Oh yes you can. And you can get away with it for years!
Sal posted a comment on a previous post:
Protecting... [the M.E. from] ...the facts [LINK]
To save my treasured readers from having to click, here is Sal's comment in full:
Sal commented (May 9, 2009) - I dont know about the taser but you cannot influence a pathologist in the execution of his duty. If the cops had provided opinion or information to the pathologist, it would be highly improper. The coroner is the one to be given information for his inquiry. The pathologist has a duty to perform without interference.
Sal, I believe that we're in basic agreement, but you might have missed some of the background facts that prompted my post...:
Forensic pathologist Dr. Charles Lee testified that two RCMP investigators sat in on the [Dziekanski] autopsy... [LINK]
Dr. Lee ~WAS~ left with the impression that Mr. Dziekanski was tasered TWICE. This FALSE INFORMATION was not corrected.
"It's something that would have been nice to know," Dr. Lee said about the number of shocks (FIVE totaling 31s) deployed from the Taser. [LINK]
Also - Dr. John Butt, a forensic pathologist with almost 40 years’ experience who was awarded the Order of Canada in 2000 for his work, disagreed with the report by pathologist Dr. Charles Lee that failed to mention use of the Taser... Nor did Lee's autopsy report make any mention of marks on Dziekanski’s back — which were photographed by homicide detectives present at Lee’s autopsy of Dziekanski — that were consistent with the puncture marks of Taser probes. Butt said that Lee’s failure to mention the Taser and traces of it on Dziekanski’s body were significant oversights. [LINK]
I wonder if anyone bothered to conduct the test for postmortem diagnosis of ventricle fibrillation? The test was published at least as early as 1999, so perhaps it's time to start applying it to all taser-associated deaths. [LINK]

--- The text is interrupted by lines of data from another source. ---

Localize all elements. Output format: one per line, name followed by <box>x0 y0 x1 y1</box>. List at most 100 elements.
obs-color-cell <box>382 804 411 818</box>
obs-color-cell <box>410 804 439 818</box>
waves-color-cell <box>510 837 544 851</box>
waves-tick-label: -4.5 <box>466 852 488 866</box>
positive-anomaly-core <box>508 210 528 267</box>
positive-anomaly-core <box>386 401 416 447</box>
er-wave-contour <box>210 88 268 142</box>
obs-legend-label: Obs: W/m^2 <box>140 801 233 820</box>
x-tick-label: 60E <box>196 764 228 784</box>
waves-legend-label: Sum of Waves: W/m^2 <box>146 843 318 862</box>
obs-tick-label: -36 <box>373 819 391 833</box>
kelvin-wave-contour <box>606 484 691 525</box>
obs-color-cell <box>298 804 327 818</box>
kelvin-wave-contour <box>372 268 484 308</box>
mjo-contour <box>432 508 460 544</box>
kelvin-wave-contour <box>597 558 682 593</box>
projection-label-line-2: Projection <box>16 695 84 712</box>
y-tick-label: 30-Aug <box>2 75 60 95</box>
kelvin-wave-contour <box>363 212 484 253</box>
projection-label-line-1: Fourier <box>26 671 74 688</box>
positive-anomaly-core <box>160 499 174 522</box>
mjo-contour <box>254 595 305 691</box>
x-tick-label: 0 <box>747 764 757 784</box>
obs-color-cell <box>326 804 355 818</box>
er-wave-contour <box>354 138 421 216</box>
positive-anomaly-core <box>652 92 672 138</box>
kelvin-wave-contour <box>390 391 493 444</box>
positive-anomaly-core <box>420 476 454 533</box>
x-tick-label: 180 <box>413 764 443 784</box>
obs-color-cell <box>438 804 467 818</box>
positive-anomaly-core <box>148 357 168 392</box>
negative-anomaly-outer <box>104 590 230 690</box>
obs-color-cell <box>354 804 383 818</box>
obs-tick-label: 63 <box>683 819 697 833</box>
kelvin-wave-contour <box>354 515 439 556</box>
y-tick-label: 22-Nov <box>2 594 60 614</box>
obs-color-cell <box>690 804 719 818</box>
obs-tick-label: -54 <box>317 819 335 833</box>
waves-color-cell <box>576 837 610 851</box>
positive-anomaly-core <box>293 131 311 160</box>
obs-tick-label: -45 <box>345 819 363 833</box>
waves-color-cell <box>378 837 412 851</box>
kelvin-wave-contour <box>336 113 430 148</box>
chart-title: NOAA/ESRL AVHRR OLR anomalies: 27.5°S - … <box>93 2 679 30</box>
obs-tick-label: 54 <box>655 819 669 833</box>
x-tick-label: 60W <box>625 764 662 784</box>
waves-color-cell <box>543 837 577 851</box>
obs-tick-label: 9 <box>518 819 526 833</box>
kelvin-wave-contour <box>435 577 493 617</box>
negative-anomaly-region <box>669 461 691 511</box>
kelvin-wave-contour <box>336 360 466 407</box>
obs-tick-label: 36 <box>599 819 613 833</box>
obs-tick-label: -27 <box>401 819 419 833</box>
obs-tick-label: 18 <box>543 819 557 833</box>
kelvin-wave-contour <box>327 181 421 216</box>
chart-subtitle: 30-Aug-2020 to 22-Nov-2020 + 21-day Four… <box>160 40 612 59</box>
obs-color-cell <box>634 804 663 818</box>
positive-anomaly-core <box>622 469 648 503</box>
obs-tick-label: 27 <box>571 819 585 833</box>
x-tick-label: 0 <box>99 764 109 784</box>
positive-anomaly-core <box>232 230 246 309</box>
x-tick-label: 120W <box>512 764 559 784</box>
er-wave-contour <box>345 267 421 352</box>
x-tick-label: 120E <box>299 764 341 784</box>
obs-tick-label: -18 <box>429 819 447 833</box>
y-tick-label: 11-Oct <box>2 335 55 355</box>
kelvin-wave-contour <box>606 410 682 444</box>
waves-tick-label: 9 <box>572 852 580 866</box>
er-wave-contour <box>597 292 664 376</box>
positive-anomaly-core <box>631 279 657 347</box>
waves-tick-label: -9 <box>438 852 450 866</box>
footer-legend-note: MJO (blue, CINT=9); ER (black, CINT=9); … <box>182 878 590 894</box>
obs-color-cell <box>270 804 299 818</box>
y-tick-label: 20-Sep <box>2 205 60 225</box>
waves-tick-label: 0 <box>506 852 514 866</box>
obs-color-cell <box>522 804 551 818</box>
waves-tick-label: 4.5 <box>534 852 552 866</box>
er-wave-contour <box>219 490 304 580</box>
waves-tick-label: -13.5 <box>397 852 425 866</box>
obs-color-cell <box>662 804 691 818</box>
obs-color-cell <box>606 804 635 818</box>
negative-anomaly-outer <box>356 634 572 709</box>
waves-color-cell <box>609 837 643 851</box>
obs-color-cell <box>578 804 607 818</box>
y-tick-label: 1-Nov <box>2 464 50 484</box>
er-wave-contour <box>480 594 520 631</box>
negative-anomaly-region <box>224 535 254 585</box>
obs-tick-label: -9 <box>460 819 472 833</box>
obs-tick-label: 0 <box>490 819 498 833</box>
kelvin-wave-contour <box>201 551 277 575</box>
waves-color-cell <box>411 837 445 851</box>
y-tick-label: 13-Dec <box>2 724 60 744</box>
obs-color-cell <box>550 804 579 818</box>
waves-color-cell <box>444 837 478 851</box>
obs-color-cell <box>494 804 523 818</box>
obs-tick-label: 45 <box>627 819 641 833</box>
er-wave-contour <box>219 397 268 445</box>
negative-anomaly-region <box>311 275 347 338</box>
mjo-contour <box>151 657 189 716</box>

My personal opinion is based on common sense. The pathologist should be given the true facts. If those facts are later found to be incorrect, then they should be explicitly corrected as soon as possible. 'Hello? Dr. Lee. We just downloaded the taser data. It wasn't two; it was actually as many as five taser hits totaling 31 seconds. Gotta go. Good Bye.' This information would have been available to the RCMP within hours. Certainly well before Dr. Lee completed his report.
To clarify your thoughts, imagine that the taser trigger was held down until the taser batteries were as dead as the victim. Say 15 minutes continuous (for example). Should the pathologist be told about such things?
Providing true facts is not influence. It's evidence. And both pathologists (Dr. Butt and Dr. Lee) state that the true information should have been provided and considered.
Allowing false information ("two") to remain with the pathologist (no matter how it got there) is a form of influence that is somewhere between unethical and criminal.
Especially given the apparent difficulty in finding any postmortem evidence to firmly link the many taser-associated deaths to their cause. The pro-taser forces are certainly expending a great deal of effort to pin the blame on the nonsensical excuse "Excited Delirium".
My conclusion fits all of the above:
"They could have told the M.E. about the five taser shocks and asked him to keep the info to himself. But they didn't. Which is highly indicative."
Imagine the opposite situation:
If everyone initially thought that Mr. Dziekanski had been tasered five times, but the downloaded data later showed that he had been tasered only twice, then the RCMP would have tripped over themselves to rush that information out to the media and public. The RCMP spokesman would have shown up at the hastily-called news conference with a bandage on his forehead and a sprained knee from all the rushing to get the facts out.
And that's not really a speculation with which any reasonable person can disagree.